Headline

Pemilu 1977 dan 1999 digelar di luar aturan 5 tahunan.

Fokus

Bank Dunia dan IMF memproyeksikan pertumbuhan ekonomi Indonesia pada tahun ini di angka 4,7%.

Jokowi Jangan Terjebak Manuver

Dero Iqbal Mahendra
07/3/2018 08:51
Jokowi Jangan Terjebak Manuver
(Patung Lilin Jokowi di Madame Tussauds Hong Kong -- AFP/POON WAI NANG)

PENDAFTARAN pasangan calon presiden dan calon wakil presiden untuk Pilpres 2019 tinggal lima bulan lagi (Agustus 2018). Jagat politik nasional mulai bergemuruh oleh manuver sejumlah tokoh yang mengincar posisi capres dan cawapres.
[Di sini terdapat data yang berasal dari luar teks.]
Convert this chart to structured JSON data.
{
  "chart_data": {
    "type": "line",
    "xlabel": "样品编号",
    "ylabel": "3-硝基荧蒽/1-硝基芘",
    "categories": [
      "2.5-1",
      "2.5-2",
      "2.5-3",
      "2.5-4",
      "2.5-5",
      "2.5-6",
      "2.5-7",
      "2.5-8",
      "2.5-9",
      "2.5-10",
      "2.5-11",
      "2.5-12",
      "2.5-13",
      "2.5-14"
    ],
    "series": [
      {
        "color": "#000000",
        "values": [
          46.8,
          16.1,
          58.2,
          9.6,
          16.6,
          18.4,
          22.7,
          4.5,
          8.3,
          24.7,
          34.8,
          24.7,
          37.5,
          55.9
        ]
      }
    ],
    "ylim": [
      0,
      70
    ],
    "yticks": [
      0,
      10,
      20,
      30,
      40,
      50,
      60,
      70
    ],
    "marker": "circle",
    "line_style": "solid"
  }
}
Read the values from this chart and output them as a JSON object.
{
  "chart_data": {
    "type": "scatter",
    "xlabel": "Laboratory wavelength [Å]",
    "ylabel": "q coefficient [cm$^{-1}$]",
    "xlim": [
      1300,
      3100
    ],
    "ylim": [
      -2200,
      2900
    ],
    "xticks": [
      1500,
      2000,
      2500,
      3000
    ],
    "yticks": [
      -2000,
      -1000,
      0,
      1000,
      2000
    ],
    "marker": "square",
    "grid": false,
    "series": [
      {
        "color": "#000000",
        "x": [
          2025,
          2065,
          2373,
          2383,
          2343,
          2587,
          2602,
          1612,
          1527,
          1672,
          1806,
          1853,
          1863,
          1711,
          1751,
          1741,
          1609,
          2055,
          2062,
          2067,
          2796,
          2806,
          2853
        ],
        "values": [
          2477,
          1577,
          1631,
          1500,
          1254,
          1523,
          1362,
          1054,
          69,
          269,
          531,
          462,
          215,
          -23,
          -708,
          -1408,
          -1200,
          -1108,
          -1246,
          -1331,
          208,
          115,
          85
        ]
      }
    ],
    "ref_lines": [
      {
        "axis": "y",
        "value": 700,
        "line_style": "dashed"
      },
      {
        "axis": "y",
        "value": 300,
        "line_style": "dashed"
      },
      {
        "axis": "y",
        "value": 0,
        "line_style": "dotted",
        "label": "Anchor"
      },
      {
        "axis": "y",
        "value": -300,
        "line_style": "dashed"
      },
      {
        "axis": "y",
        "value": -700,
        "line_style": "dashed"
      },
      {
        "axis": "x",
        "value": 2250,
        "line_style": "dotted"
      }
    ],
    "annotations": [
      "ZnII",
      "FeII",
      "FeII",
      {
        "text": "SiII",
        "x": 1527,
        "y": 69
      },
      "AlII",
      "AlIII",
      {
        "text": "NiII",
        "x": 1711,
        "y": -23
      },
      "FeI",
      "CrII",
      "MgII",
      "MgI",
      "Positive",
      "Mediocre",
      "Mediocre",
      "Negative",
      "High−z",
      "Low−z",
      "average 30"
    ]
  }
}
Persaingan untuk menjadi cawapres berlangsung ketat, sedangkan capres masih terfokus pada dua tokoh utama, yakni Joko Widodo dan Prabowo Subianto.

Menurut peneliti senior Lembaga Ilmu Pengetahuan Indonesia (LIPI) Syamsuddin Haris, ada empat kelompok bakal cawapres yang berpeluang mendampingi Jokowi di Pilpres 2019. Hal itu disampaikannya dalam diskusi yang diselenggarakan Indonesia Corruption Watch (ICW) bertajuk Pencalonan Pilpres 2019: Menantang Gagasan Antikorupsi dan Demokrasi, di kantor ICW, Jakarta, kemarin.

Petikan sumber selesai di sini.